Yolanda Moses, Ph.D.
Dr. Yolanda T. Moses-Moses served as President of the American Anthropological Association (1995-97), Chair of the Board of the American Association of Colleges and Universities ( 2000), Past President of City University of New York/ The City College (1993-1999), and President of the American Association for Higher Education (2000-2003). She was a member of the Board of Trustees of the Ford Foundation from 1996 to 2008. She is a proud product of public higher education in California and attributes her success in part, to the excellent education that she received at San Bernardino Valley College where she received an Associate of Arts degree ( 1965 to 1966). “It was there that I received the best liberal arts education in the state. That higher education foundation has prepared me for the successes in my professional life to date. My professors at SBVC were caring, fantastic people who believed in me.”
She currently serves as Professor of Anthropology and Associate Vice Chancellor for Diversity, Equity and Excellence at the University of California, Riverside. Dr. Moses’ research focuses on the broad question of the origins of social inequality in complex societies through the use of comparative ethnographic and survey methods. She has explored gender and class disparities in the Caribbean, East Africa and in the United States. More recently, her research has focused on issues of diversity and change in universities and colleges in the United States, India, Europe and South Africa.

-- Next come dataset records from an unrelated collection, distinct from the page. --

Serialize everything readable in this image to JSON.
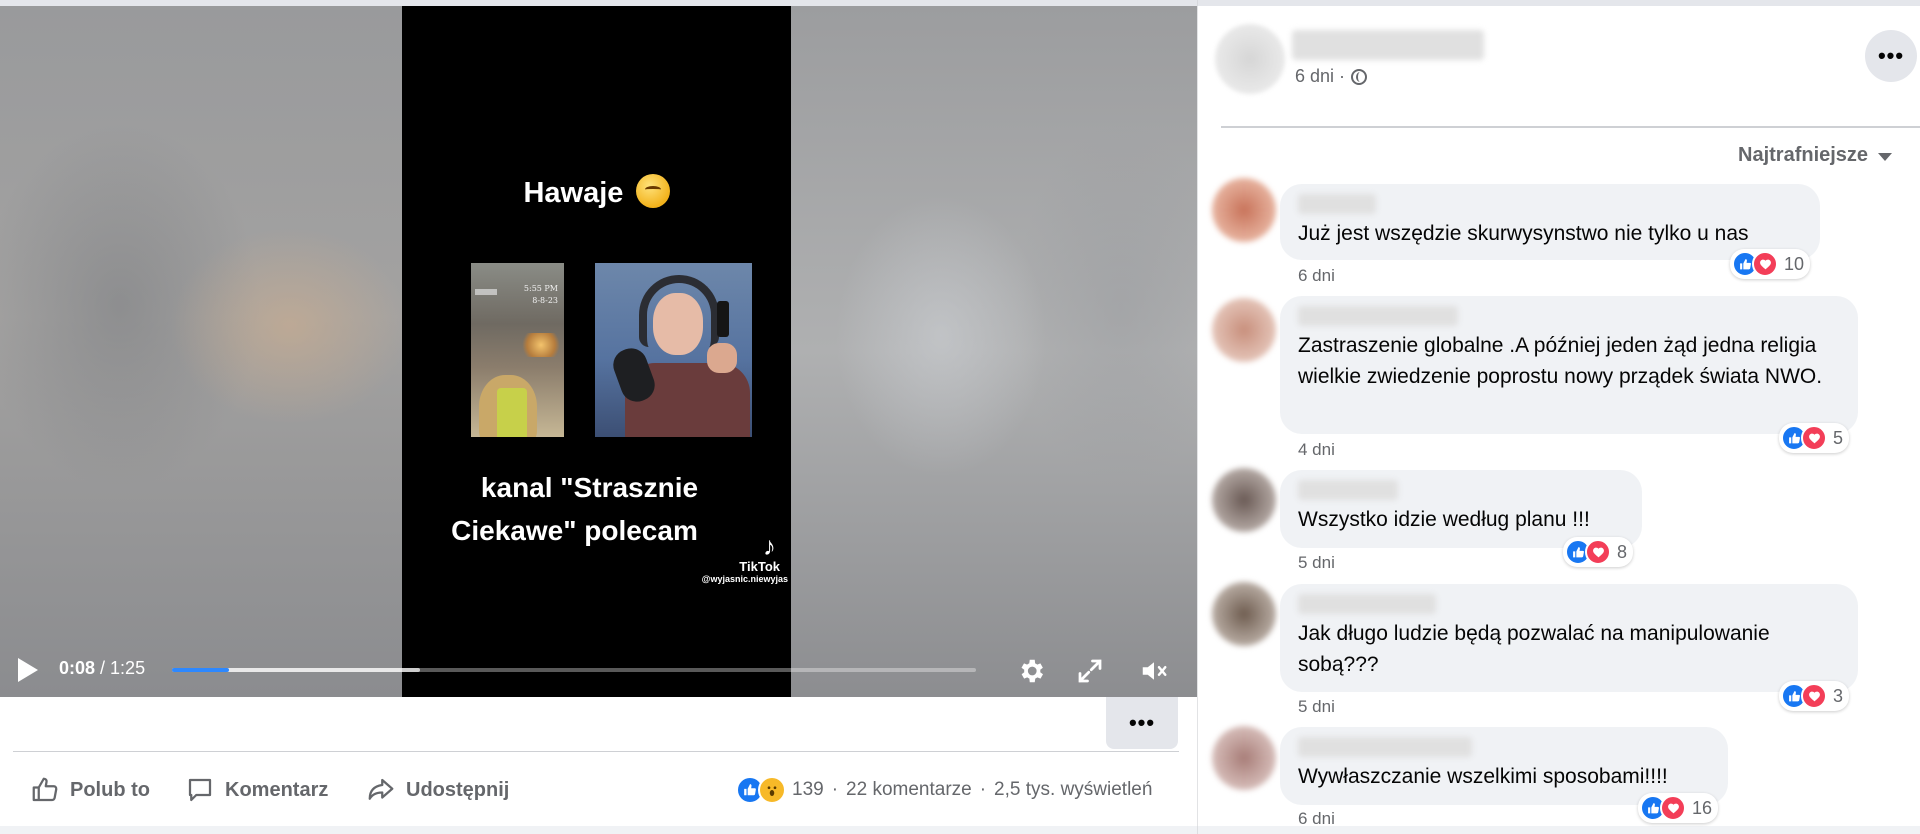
{
  "video": {
    "title": "Hawaje",
    "caption_line1": "kanal \"Strasznie",
    "caption_line2": "Ciekawe\" polecam",
    "tiktok_brand": "TikTok",
    "tiktok_handle": "@wyjasnic.niewyjas",
    "thumb_text_line1": "5:55 PM",
    "thumb_text_line2": "8-8-23",
    "time_current": "0:08",
    "time_separator": " / ",
    "time_total": "1:25",
    "progress_fraction": 0.071,
    "buffered_fraction": 0.309
  },
  "actions": {
    "like": "Polub to",
    "comment": "Komentarz",
    "share": "Udostępnij"
  },
  "stats": {
    "reactions_count": "139",
    "comments": "22 komentarze",
    "views": "2,5 tys. wyświetleń",
    "separator": "·"
  },
  "post": {
    "time": "6 dni ·"
  },
  "sort_label": "Najtrafniejsze",
  "comments": [
    {
      "text": "Już jest wszędzie skurwysynstwo nie tylko u nas",
      "reactions": "10",
      "time": "6 dni"
    },
    {
      "text": "Zastraszenie globalne .A później jeden żąd jedna religia wielkie zwiedzenie poprostu nowy prządek świata NWO.",
      "reactions": "5",
      "time": "4 dni"
    },
    {
      "text": "Wszystko idzie według planu !!!",
      "reactions": "8",
      "time": "5 dni"
    },
    {
      "text": "Jak długo ludzie będą pozwalać na manipulowanie sobą???",
      "reactions": "3",
      "time": "5 dni"
    },
    {
      "text": "Wywłaszczanie wszelkimi sposobami!!!!",
      "reactions": "16",
      "time": "6 dni"
    }
  ],
  "colors": {
    "like_blue": "#1877f2",
    "love_red": "#f33e58",
    "wow_yellow": "#f7b928",
    "progress_blue": "#2d88ff"
  }
}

She has been involved on the steering groups of several U.S. National higher education projects with the National Council for Research on Women, Campus Women Lead and The Women of Color Research Collective. In addition, she was Chair of the National Advisory Board of a multi-year national public education project sponsored by the American Anthropological Association and funded by NSF and the Ford Foundation on Race and Human Variation. See: www.understandingrace.org. The goal of the project was to change the way the nation understood and talked about the meaning and consequences of “race.” She was Co-PI on a Ford Foundation grant that sponsored phase two of that work.

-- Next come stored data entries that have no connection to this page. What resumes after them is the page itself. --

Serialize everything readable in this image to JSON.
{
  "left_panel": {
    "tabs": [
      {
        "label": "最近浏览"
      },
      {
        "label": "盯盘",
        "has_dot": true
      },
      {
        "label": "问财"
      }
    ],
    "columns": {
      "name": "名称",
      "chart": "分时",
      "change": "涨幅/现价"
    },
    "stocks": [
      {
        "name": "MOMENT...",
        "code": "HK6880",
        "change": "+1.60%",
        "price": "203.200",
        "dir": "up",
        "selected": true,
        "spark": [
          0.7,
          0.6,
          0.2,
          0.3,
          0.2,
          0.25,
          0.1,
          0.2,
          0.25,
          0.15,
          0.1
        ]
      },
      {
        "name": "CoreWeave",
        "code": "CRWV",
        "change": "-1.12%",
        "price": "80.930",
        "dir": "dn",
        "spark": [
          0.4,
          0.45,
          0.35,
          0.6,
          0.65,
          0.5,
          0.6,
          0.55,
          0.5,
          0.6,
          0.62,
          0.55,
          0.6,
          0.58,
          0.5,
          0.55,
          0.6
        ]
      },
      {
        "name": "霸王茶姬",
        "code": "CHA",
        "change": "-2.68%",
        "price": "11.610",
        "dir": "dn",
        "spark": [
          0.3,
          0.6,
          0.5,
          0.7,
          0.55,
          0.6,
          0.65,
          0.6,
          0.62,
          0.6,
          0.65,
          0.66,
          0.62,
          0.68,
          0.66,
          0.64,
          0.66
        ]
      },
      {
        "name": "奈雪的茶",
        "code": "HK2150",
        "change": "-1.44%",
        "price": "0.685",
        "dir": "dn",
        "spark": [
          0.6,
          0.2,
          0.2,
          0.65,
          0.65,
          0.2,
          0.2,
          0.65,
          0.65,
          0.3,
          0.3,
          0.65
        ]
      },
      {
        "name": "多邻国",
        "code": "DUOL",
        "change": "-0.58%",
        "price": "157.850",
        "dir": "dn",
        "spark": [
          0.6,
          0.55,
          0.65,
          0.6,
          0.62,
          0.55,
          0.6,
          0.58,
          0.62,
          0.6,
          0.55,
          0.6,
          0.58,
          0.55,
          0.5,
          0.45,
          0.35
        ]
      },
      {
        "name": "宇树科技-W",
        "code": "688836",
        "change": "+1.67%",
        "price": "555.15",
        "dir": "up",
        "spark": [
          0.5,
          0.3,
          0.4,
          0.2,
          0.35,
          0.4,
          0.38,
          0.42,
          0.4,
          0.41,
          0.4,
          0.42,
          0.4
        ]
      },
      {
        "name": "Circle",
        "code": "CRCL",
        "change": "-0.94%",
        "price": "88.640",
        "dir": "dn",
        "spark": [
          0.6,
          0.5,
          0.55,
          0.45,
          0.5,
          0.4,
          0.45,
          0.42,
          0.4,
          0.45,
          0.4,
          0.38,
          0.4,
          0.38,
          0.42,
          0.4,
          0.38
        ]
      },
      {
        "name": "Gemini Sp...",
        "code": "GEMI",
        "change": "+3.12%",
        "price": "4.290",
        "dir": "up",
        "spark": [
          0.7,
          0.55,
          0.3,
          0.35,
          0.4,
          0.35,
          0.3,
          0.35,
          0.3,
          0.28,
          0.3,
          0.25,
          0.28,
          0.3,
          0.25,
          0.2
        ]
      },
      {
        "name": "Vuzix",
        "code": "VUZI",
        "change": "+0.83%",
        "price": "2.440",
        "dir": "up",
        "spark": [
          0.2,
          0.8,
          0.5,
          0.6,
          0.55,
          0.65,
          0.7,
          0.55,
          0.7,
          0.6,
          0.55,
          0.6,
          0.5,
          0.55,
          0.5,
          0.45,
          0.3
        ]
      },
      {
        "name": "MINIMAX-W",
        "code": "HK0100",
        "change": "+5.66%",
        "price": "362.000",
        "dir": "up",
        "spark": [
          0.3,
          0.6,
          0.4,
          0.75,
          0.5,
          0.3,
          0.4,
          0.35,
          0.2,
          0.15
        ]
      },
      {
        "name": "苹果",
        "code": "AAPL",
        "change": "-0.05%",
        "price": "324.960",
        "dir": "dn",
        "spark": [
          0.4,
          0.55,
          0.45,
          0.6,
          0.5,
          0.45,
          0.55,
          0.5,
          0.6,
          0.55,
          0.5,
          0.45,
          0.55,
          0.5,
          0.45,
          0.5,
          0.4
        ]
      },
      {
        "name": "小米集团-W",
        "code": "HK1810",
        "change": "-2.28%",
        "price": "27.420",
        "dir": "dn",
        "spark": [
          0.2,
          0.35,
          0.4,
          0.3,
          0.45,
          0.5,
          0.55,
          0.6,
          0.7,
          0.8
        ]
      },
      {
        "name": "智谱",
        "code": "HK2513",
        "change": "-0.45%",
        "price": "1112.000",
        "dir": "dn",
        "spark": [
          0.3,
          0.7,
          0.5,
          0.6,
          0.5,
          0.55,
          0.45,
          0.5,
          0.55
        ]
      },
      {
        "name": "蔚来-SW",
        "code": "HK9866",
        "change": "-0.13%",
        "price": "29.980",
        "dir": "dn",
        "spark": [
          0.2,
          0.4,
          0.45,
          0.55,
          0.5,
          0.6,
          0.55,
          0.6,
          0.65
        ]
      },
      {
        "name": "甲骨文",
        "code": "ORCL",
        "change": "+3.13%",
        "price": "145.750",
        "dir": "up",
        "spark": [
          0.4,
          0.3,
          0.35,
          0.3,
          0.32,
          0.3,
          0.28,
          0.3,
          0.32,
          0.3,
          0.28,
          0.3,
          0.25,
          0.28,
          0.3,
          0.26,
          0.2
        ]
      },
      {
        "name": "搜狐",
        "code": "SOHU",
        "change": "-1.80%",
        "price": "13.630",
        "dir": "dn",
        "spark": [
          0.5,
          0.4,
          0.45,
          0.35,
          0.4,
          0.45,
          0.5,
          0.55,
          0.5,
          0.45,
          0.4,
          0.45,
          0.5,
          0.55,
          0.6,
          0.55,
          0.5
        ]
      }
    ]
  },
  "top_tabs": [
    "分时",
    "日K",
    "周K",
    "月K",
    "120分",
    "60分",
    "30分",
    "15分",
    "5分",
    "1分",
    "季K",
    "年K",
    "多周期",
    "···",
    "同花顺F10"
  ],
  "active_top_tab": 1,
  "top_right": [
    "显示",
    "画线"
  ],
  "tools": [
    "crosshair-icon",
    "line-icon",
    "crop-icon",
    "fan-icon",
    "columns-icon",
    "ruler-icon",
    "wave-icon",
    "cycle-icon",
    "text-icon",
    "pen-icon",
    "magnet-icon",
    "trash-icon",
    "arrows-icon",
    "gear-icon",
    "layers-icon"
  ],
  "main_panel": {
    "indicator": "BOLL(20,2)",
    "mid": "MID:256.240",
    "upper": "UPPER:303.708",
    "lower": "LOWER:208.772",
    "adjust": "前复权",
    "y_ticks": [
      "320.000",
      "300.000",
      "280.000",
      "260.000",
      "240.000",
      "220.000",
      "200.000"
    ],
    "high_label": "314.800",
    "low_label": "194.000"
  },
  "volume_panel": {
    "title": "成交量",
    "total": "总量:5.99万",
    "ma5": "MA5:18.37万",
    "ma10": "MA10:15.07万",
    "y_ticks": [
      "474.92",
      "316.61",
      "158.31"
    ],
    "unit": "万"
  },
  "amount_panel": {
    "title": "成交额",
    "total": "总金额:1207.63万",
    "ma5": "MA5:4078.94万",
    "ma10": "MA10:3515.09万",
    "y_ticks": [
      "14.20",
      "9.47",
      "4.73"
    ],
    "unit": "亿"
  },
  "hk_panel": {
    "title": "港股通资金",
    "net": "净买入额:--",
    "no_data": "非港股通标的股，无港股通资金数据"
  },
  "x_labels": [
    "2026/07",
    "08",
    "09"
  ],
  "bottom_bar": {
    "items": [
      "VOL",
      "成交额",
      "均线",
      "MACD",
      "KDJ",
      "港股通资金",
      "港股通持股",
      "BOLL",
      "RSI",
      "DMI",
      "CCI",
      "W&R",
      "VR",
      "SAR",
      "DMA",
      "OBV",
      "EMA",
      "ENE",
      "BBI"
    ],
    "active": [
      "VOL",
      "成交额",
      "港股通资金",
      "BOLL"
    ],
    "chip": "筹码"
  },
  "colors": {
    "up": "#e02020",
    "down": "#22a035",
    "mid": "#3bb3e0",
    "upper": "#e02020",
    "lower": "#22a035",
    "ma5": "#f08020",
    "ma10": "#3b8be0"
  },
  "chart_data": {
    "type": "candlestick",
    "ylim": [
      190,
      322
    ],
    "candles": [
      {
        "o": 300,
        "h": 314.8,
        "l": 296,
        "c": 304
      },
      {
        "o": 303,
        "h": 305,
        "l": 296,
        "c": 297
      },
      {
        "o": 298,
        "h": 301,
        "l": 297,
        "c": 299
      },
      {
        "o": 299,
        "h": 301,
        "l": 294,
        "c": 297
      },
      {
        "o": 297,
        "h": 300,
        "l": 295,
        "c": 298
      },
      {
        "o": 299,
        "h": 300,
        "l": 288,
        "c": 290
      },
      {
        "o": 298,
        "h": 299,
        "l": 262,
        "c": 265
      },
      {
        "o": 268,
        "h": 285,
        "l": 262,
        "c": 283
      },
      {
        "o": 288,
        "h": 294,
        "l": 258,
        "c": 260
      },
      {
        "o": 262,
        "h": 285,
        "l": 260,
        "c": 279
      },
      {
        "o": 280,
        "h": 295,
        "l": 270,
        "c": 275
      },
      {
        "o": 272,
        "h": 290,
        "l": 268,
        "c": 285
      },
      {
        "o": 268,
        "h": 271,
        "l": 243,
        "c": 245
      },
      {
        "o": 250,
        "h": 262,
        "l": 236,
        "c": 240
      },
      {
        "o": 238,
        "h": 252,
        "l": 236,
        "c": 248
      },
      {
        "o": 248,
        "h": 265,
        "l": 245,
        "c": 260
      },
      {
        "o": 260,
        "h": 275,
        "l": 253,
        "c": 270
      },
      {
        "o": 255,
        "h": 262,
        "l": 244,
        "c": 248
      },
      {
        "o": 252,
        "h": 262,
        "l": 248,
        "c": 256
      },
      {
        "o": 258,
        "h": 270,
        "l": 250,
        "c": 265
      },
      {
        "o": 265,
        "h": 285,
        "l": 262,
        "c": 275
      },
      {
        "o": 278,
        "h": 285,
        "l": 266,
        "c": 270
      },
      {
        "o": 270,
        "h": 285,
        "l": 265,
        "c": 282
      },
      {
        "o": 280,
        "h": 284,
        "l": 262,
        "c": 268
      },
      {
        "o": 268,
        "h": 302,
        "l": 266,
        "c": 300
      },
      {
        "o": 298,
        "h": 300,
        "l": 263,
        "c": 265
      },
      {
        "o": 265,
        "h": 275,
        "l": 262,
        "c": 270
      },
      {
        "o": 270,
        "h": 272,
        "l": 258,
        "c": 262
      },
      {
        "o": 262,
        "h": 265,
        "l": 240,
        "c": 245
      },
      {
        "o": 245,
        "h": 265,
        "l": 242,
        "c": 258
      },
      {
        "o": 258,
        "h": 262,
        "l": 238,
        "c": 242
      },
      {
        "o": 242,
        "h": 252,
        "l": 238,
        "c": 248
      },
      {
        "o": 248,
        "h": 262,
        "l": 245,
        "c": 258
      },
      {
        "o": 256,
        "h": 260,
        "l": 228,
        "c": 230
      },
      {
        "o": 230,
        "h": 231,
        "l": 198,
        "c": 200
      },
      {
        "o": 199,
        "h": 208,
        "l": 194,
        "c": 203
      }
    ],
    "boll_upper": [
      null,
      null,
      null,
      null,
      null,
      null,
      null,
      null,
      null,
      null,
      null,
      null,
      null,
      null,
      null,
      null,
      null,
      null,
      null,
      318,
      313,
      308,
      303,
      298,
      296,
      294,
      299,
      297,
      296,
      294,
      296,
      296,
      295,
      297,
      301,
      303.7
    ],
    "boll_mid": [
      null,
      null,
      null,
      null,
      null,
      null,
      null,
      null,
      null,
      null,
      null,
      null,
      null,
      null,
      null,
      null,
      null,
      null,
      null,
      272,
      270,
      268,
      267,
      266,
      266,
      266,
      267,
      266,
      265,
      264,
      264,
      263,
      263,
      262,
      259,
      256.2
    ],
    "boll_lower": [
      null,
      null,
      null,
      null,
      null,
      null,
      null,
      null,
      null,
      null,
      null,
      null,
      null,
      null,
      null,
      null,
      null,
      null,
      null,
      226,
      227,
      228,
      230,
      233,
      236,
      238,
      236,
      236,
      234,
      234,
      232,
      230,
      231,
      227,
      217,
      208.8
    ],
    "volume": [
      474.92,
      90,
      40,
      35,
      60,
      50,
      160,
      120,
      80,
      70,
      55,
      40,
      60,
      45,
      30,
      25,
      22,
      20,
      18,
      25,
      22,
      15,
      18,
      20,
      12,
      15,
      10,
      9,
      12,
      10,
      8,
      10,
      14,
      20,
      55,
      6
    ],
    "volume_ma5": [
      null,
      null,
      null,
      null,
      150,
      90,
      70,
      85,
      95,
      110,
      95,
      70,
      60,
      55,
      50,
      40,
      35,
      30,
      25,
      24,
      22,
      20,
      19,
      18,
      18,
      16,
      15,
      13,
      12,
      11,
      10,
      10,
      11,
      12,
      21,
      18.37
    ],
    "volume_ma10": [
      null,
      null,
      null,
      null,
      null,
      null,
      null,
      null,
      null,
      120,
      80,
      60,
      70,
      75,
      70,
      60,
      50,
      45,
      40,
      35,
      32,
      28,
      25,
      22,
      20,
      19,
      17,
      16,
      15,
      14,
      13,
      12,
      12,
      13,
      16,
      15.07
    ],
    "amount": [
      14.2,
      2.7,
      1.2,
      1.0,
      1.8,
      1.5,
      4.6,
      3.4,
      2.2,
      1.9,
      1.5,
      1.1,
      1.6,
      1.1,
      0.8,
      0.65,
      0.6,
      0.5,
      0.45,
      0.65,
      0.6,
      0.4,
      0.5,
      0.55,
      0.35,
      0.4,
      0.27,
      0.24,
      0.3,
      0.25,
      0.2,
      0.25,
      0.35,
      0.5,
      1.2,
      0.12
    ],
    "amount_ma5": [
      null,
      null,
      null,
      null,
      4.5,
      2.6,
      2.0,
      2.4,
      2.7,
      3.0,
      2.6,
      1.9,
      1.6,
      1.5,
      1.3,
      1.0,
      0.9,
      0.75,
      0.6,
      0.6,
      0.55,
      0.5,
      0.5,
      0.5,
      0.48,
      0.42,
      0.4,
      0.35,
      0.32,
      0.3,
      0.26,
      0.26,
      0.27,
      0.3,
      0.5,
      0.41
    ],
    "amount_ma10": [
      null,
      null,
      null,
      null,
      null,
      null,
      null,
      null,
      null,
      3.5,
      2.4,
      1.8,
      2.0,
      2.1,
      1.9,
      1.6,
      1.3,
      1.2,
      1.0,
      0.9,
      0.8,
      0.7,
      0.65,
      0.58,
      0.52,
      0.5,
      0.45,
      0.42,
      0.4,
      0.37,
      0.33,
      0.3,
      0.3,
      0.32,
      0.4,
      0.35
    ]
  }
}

She is currently the PI on an NSF ADVANCE Grant, (2011 to 2015) to advance the role of women faculty in the STEM Fields; and she was recently PI on an NEH Grant (2011-12) to create a national educational network for educators to develop a bio-cultural approach to the teaching of race in high school and in undergraduate social science and biology classes.
At the University of California, she is currently a co-founder and on the Steering Committee of the UC wide research project, UCCNRS (University of California Center For New Racial Studies). The mission of the Center is to support innovation in UC-based race/racism research and teaching and to encourage interdisciplinary and collaborative work focused on advancing social/racial justice in an era of changing racial dynamics and persistent racial/ethnic conflict and inequality.
She is the co-author also with Carol Mukhopadhyay and Rosemary Henze, Professors at CSU San Jose of the book: How Real is Race: A Sourcebook on Race, Culture and Biology. (2007) Rowman and Littlefield; (2014) Altamira Press. She is also co-Author along with Alan Goodman and Joseph Jones, of the book, Race: are we so Different? published by Wiley-Blackwell (2012).
Moses is currently a consultant to the American Council on Education’s Project, on linking International and Diversity Issues, and to the recent publication, At Home in the World: Bridging the Gap between Internationalization and Multicultural Education(2007). She is currently a faculty member in the Salzburg Seminar‘s ISP Global Citizenship Program in Salzburg, Austria, and a faculty member in their on-going Mellon Fellows Program on Global Citizenship. And in 2009, she was named an AAAS (American Association for the Advancement of Science) Fellow.
Moses faculty positions include a senior visiting Research appointment at George Washington University in Washington D.C. (2000 to 2004), and a position as Professor of Anthropology at the City University of New York Graduate University (1993-2000).